Gold price extended previous gains on Wednesday as the US dollar eased. While the metal remains under pressure, hopes that the Fed may ease on its rate hikes towards the end of the year has offered some support to the market.
What’s driving the market?
In recent months, gold price has been under pressure from a strong US dollar. As is the case with other dollar-priced assets, the previous metal tends to move inversely to the value of the greenback. This is founded on the fact that a strong US dollar makes gold more expensive for buyers holding other currencies.
In fact, since March, gold price has declined by over 20%. In comparison, the dollar index , which tracks the value of the US dollar against a basket of six major currencies, has surged by over 20% year-to-date (YTD).

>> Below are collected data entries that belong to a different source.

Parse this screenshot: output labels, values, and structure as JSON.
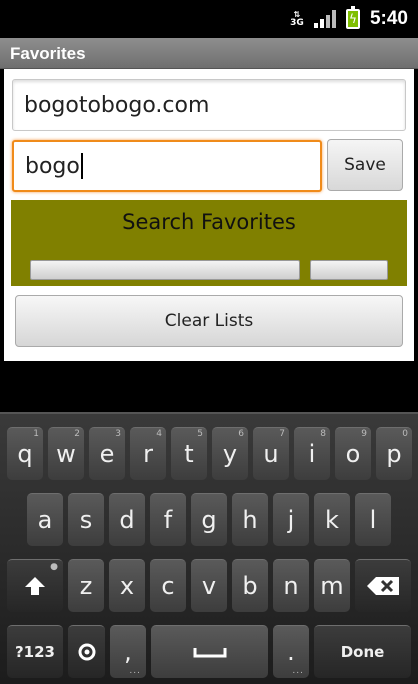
{
  "status": {
    "network": "3G",
    "time": "5:40"
  },
  "app": {
    "title": "Favorites"
  },
  "form": {
    "url_value": "bogotobogo.com",
    "tag_value": "bogo",
    "save_label": "Save",
    "search_title": "Search Favorites",
    "clear_label": "Clear Lists"
  },
  "keyboard": {
    "row1": [
      {
        "key": "q",
        "num": "1"
      },
      {
        "key": "w",
        "num": "2"
      },
      {
        "key": "e",
        "num": "3"
      },
      {
        "key": "r",
        "num": "4"
      },
      {
        "key": "t",
        "num": "5"
      },
      {
        "key": "y",
        "num": "6"
      },
      {
        "key": "u",
        "num": "7"
      },
      {
        "key": "i",
        "num": "8"
      },
      {
        "key": "o",
        "num": "9"
      },
      {
        "key": "p",
        "num": "0"
      }
    ],
    "row2": [
      "a",
      "s",
      "d",
      "f",
      "g",
      "h",
      "j",
      "k",
      "l"
    ],
    "row3": [
      "z",
      "x",
      "c",
      "v",
      "b",
      "n",
      "m"
    ],
    "symbols_label": "?123",
    "comma_label": ",",
    "period_label": ".",
    "done_label": "Done"
  },
  "colors": {
    "accent_focus": "#f08b1a",
    "search_panel": "#808000"
  }
}
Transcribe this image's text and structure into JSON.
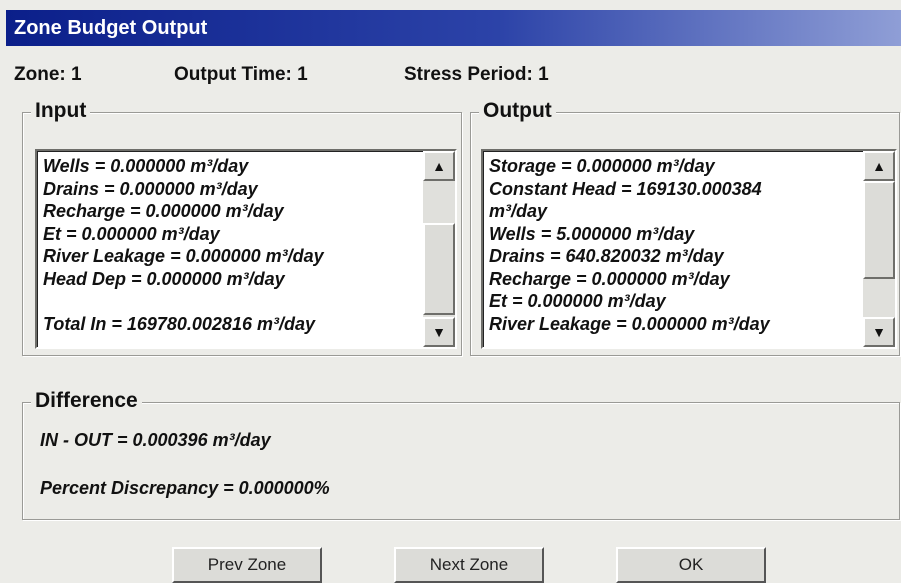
{
  "window": {
    "title": "Zone Budget Output"
  },
  "info": {
    "zone": "Zone: 1",
    "output_time": "Output Time: 1",
    "stress_period": "Stress Period: 1"
  },
  "input": {
    "title": "Input",
    "lines": [
      "Wells = 0.000000 m³/day",
      "Drains = 0.000000 m³/day",
      "Recharge = 0.000000 m³/day",
      "Et = 0.000000 m³/day",
      "River Leakage = 0.000000 m³/day",
      "Head Dep = 0.000000 m³/day",
      "",
      "Total In = 169780.002816 m³/day"
    ]
  },
  "output": {
    "title": "Output",
    "lines": [
      "Storage = 0.000000 m³/day",
      "Constant Head = 169130.000384",
      "m³/day",
      "Wells = 5.000000 m³/day",
      "Drains = 640.820032 m³/day",
      "Recharge = 0.000000 m³/day",
      "Et = 0.000000 m³/day",
      "River Leakage = 0.000000 m³/day"
    ]
  },
  "difference": {
    "title": "Difference",
    "in_out": "IN - OUT = 0.000396 m³/day",
    "percent": "Percent Discrepancy = 0.000000%"
  },
  "buttons": {
    "prev_zone": "Prev Zone",
    "next_zone": "Next Zone",
    "ok": "OK"
  },
  "icons": {
    "scroll_up": "up-arrow-icon",
    "scroll_down": "down-arrow-icon"
  }
}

An ultra-hawkish Federal Reserve has largely been behind the US dollar rally and subsequent downtrend in gold price. In an effort to deal with the decades-high inflation, the Fed has increased interest rates by 300 basis points since March. Analysts now expect the bank to approve another super-sized rate increase of 75 basis points in November and 50 basis points in December.
Hopes over Fed’s policy
While the precious metal remains under pressure, it has recorded gains for two consecutive sessions amid hopes that the US central bank will ease on its aggressive rate hikes as from December. A recent article by The Wall Street Journal indicated that the Fed will likely debate on the size of its futures hikes after approving an increase of 75 basis points in its next meeting in November.

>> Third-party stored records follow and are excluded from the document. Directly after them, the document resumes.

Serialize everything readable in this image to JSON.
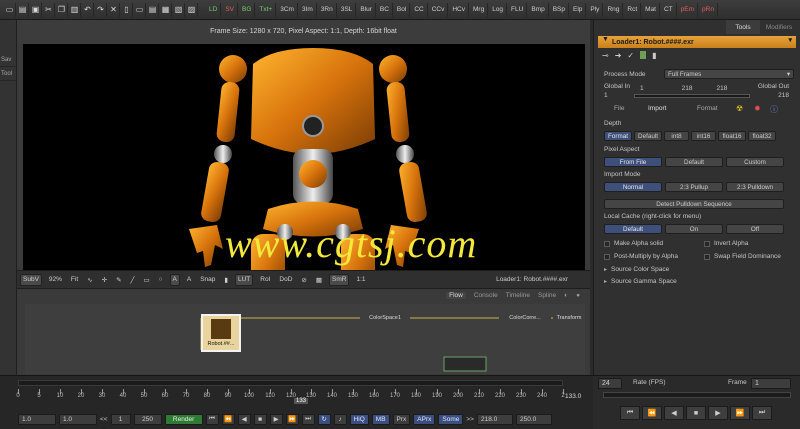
{
  "toolbar": {
    "items": [
      "LD",
      "SV",
      "BG",
      "Txt+",
      "3Cm",
      "3Im",
      "3Rn",
      "3SL",
      "Blur",
      "BC",
      "Bol",
      "CC",
      "CCv",
      "HCv",
      "Mrg",
      "Log",
      "FLU",
      "Bmp",
      "BSp",
      "Elp",
      "Ply",
      "Rng",
      "Rct",
      "Mat",
      "CT",
      "pEm",
      "pRn"
    ]
  },
  "left_strip": {
    "items": [
      "Sav",
      "Tool"
    ]
  },
  "viewer": {
    "header": "Frame Size: 1280 x 720, Pixel Aspect: 1:1, Depth: 16bit float",
    "watermark": "www.cgtsj.com",
    "bar": {
      "subv": "SubV",
      "zoom": "92%",
      "fit": "Fit",
      "snap": "Snap",
      "lut": "LUT",
      "roi": "RoI",
      "dod": "DoD",
      "smr": "SmR",
      "ratio": "1:1",
      "node": "Loader1: Robot.####.exr"
    }
  },
  "tools_panel": {
    "tabs": [
      "Tools",
      "Modifiers"
    ],
    "tool_name": "Loader1: Robot.####.exr",
    "process_mode_label": "Process Mode",
    "process_mode_value": "Full Frames",
    "global_in_label": "Global In",
    "global_in_value": "1",
    "global_in_mid": "1",
    "global_mid_a": "218",
    "global_mid_b": "218",
    "global_out_label": "Global Out",
    "global_out_value": "218",
    "subtabs": [
      "File",
      "Import",
      "Format"
    ],
    "depth_label": "Depth",
    "depth_options": [
      "Format",
      "Default",
      "int8",
      "int16",
      "float16",
      "float32"
    ],
    "pixel_aspect_label": "Pixel Aspect",
    "pixel_aspect_options": [
      "From File",
      "Default",
      "Custom"
    ],
    "import_mode_label": "Import Mode",
    "import_mode_options": [
      "Normal",
      "2:3 Pullup",
      "2:3 Pulldown"
    ],
    "detect_button": "Detect Pulldown Sequence",
    "local_cache_label": "Local Cache (right-click for menu)",
    "local_cache_options": [
      "Default",
      "On",
      "Off"
    ],
    "checkboxes": [
      "Make Alpha solid",
      "Invert Alpha",
      "Post-Multiply by Alpha",
      "Swap Field Dominance"
    ],
    "expanders": [
      "Source Color Space",
      "Source Gamma Space"
    ]
  },
  "flow": {
    "tabs": [
      "Flow",
      "Console",
      "Timeline",
      "Spline"
    ],
    "nodes": [
      "Robot.##...",
      "ColorSpace1",
      "ColorCorre...",
      "Transform"
    ]
  },
  "timeline": {
    "ticks": [
      "0",
      "5",
      "10",
      "20",
      "30",
      "40",
      "50",
      "60",
      "70",
      "80",
      "90",
      "100",
      "110",
      "120",
      "130",
      "140",
      "150",
      "160",
      "170",
      "180",
      "190",
      "200",
      "210",
      "220",
      "230",
      "240",
      "2"
    ],
    "current_marker": "133",
    "current_value": "133.0",
    "start_a": "1.0",
    "start_b": "1.0",
    "range_lt": "<<",
    "range_start": "1",
    "range_end": "250",
    "render": "Render",
    "hiq": "HiQ",
    "mb": "MB",
    "prx": "Prx",
    "aprx": "APrx",
    "some": "Some",
    "range_gt": ">>",
    "end_a": "218.0",
    "end_b": "250.0"
  },
  "transport": {
    "fps_value": "24",
    "fps_label": "Rate (FPS)",
    "frame_label": "Frame",
    "frame_value": "1"
  }
}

Gold price tends to be sensitive to high interest rates as it increases the opportunity cost of holding the non-yielding bullion. As such, signs that the Fed may ease rates to 50 basis points in December may boost the metal past the critical level of $1,700 per ounce.
On the data front, the US GDP scheduled for release on Thursday will further influence the gold market. Besides, US core inflation data is scheduled for release on Friday.